Ouvi nas rádios uma peça oficial de propaganda do Ministério
da Educação. Tendo como âncora uma atleta paraolímpica, o comercial afirma que
20% do tempo dos professores da educação básica é usado para resolver
indisciplina dos alunos. O que, segundo o comercial, prejudica o futuro dos
alunos. Estes, portanto, deveriam rever seu comportamento e valorizar os
docentes.
Para um governo (ilegítimo) que trocou o slogan Pátria
Educadora, do segundo mandato de Dilma (que não saiu do papel, abatido pela
forma de enfrentamento da crise) pela frase de nossa bandeira (Ordem e
Progresso) o comercial guarda coerência.
Não conheço a pesquisa que fundamentou a afirmação do
comercial (peço desculpas pela minha ignorância neste quesito), mas certamente
eleger a “indisciplina” dos alunos como problema a ser priorizado para campanha
publicitária demonstra o olhar da atual administração do MEC sobre os reais
problemas educacionais.
Há, obviamente, uma linha de continuidade com um conjunto de
políticas baseadas na avaliação de larga escala, as quais reduzem o papel do
MEC a uma agência reguladora do desempenho escolar das redes públicas estaduais
e municipais.
Há, também, coerência com a visão oriunda do período militar
(não podemos mais falar que foi ditadura, pois corremos o risco de acusações de
doutrinação comunista!) de que quanto mais ordem tivermos na escola (leia-se,
menos questionamentos, confusões, reivindicações, ocupações, greves, coisas do
tipo) melhor desempenho cognitivo terão nossos alunos.
Confesso que o final da peça pede para os alunos valorizarem
os docentes. Que bom, mas o MEC poderia aproveitar o que solicitou para os
alunos e começar a fazer a parte dele na busca pela valorização do magistério.

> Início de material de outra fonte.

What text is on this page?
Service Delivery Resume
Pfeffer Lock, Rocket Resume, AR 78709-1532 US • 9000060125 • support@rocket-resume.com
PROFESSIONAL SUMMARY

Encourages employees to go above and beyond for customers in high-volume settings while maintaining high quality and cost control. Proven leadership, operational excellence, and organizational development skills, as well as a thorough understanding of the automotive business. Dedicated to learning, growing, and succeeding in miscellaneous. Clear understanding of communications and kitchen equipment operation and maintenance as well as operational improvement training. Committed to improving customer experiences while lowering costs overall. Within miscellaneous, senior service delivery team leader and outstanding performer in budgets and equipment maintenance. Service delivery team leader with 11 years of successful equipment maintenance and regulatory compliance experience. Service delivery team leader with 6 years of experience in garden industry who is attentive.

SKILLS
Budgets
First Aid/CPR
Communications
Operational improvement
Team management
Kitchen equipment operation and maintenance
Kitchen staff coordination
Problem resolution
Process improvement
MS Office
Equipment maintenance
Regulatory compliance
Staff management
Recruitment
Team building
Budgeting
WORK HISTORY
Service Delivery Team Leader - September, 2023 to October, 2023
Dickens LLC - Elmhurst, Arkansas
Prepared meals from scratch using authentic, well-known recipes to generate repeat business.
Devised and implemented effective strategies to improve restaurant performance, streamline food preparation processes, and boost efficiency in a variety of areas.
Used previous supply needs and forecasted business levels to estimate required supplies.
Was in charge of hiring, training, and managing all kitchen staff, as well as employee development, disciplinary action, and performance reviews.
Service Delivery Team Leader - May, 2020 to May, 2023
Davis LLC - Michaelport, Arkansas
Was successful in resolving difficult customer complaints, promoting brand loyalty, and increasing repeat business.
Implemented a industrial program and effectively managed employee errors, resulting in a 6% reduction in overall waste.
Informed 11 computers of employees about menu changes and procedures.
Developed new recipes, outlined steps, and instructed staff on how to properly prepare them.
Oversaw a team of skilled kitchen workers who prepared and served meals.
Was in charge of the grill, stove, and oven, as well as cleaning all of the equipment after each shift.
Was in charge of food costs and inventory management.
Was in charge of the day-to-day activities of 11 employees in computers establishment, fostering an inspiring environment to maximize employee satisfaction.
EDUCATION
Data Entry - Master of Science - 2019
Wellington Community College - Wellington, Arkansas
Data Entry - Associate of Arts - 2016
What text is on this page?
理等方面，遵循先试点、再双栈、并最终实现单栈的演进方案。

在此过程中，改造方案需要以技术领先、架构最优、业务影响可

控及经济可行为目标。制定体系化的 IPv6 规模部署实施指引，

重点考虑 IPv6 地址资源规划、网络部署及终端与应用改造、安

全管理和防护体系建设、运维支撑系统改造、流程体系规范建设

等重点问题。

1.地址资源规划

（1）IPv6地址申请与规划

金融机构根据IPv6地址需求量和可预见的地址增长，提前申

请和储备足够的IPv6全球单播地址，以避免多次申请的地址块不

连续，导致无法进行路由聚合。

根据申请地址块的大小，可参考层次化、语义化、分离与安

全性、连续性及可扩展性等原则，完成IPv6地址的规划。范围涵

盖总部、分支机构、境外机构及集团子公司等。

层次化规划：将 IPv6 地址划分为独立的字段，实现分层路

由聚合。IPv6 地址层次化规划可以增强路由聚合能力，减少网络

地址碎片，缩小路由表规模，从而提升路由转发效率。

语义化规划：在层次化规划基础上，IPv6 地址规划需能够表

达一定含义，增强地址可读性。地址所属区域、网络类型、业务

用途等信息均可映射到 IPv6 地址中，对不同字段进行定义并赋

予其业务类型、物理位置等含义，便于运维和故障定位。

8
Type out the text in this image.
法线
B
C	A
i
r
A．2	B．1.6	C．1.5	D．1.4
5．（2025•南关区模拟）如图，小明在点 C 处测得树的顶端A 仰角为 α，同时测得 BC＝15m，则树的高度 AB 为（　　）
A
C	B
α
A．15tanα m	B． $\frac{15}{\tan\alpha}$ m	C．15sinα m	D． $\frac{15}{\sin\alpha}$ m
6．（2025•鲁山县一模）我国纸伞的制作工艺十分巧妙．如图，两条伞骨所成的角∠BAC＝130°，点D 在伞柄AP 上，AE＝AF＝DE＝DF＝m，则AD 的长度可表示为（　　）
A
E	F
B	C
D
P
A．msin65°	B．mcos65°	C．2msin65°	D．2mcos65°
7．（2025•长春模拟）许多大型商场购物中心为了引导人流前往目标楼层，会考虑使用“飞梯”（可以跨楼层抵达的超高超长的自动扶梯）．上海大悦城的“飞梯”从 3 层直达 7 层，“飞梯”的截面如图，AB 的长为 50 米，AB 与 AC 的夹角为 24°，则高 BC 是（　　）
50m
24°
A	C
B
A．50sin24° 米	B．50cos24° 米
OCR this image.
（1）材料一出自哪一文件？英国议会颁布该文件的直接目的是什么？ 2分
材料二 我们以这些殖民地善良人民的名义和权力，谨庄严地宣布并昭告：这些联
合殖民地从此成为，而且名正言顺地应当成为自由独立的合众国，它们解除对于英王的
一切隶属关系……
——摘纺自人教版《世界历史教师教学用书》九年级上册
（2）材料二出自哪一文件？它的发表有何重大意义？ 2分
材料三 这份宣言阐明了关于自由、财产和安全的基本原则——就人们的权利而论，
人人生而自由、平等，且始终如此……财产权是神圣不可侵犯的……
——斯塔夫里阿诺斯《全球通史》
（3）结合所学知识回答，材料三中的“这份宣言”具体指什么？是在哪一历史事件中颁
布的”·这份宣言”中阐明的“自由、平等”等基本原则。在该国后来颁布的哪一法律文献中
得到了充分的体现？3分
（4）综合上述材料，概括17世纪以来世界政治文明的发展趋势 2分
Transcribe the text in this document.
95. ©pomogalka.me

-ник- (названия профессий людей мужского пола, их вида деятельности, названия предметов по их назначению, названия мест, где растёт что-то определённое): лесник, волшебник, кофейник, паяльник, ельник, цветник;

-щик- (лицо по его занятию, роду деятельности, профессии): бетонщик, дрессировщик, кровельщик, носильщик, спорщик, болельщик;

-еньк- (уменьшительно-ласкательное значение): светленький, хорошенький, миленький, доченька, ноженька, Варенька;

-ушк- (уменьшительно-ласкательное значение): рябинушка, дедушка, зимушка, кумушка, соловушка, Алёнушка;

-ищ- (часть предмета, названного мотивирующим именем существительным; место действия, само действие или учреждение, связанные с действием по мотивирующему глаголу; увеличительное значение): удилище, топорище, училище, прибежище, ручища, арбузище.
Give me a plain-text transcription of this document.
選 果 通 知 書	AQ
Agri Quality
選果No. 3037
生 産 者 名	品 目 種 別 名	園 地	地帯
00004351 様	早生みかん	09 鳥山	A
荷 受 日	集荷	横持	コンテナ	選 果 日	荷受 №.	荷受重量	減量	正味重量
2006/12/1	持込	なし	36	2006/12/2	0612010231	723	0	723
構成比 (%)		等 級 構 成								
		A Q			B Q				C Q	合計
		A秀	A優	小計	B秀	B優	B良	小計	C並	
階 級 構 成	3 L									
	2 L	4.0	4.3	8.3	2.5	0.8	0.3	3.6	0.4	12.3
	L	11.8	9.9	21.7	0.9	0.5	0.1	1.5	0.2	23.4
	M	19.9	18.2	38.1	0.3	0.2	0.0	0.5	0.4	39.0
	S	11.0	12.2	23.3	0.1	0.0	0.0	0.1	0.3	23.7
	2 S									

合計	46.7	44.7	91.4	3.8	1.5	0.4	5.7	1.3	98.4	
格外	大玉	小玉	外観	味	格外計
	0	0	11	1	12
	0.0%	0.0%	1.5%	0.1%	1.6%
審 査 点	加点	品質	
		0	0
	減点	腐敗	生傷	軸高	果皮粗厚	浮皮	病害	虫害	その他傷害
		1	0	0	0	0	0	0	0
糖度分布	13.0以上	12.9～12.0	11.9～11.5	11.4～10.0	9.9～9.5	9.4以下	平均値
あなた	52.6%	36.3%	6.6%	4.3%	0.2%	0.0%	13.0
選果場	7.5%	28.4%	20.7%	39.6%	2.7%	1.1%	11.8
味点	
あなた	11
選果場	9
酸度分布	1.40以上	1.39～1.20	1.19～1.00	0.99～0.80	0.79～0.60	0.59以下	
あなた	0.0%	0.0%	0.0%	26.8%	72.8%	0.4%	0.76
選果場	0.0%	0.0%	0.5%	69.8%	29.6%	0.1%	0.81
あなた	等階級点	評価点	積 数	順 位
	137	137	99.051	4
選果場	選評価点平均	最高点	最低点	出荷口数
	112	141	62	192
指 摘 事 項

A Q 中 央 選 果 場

Vejamos algumas medidas que o MEC está conduzindo ou concordando e que
sinalizam caminho contrário ao conselho dado aos alunos:
1.
Não implementação do Custo Aluno qualidade
inicial, conforme previsto na Lei nº 13005 de 2016 (Plano Nacional de
Educação). O prazo encerrou no domingo (dois longos anos e nada foi feito de
relevante sobre o assunto). O CAQi estabelecerá salários mais dignos para os
docentes, carreira atraente e elevação da qualidade material de nossas
combalidas escolas, especialmente nas regiões norte e nordeste, no campo e nas
periferias das grandes cidades. Certamente tal medida valorizaria os docentes.
2.
Concordância implícita com o golpe violento que
a PEC nº 241 de 2016, enviada pelo ilegítimo Temer, fará nas garantias de
recursos previstos pelo artigo 212 da Constituição Federal. Ou seja, ao concordar
(ou se omitir) o MEC está se propondo a descumprir o Plano Nacional de
Educação, seja inviabilizando recursos para as metas de sua responsabilidade
direta (meta 12, por exemplo), como abrindo mão de contribuir com as metas de
responsabilidade dos estados e municípios e que para acontecerem dependem de
participação da União.
3.
Concordância implícita com a Reforma da
Previdência que está sendo parida nos bastidores do staff golpista, cujos
desenhos inicialmente anunciados dão conta de uma penalização das mulheres, as
quais são ampla maioria da categoria docente. As professoras (e os professores)
precisarão trabalhar ainda mais para cobrir um rombo previdenciário inventado
para cobrir o rombo da dívida pública realmente existente.
4.
Incentivo a propostas que atacam a liberdade de
expressão e pensamento dos docentes, especialmente a recepção de personalidades
do movimento Escola Sem Partido. Não tem mais profunda desvalorização do que
não expressar sua opinião e ajudar a formar cidadãos críticos. Uma escola com
professores amordaçados é defender a prevalência do pensamento único e tornar o
professor um reprodutor da ideologia oficializada por quem estiver no comando
do aparato estatal.
Assim, na falta do que propor de positivo para cumprir o
Plano Nacional de Educação e valorizar o magistério, aparece como uma farsa o
comercial que comento neste post. A menos que por indisciplina, na verdade, o
MEC esteja preocupado com a rebeldia crescente que nossos jovens têm
demonstrado diante do descaso em que se encontram suas escolas. Esta rebeldia
(indisciplina para a elite dominante) é saudável, mostra que existe vida
inteligente nas escolas, que se aprende todos os dias e que a escola pública
continua formando cidadãos capazes de defender os seus interesses.
Certamente esta “indisciplina”, caso consuma pelo menos 20%
do tempo dos nossos docentes, poderá ajudar a salvar nossas escolas da sanha
neoliberal que estamos vivendo no governo ilegítimo.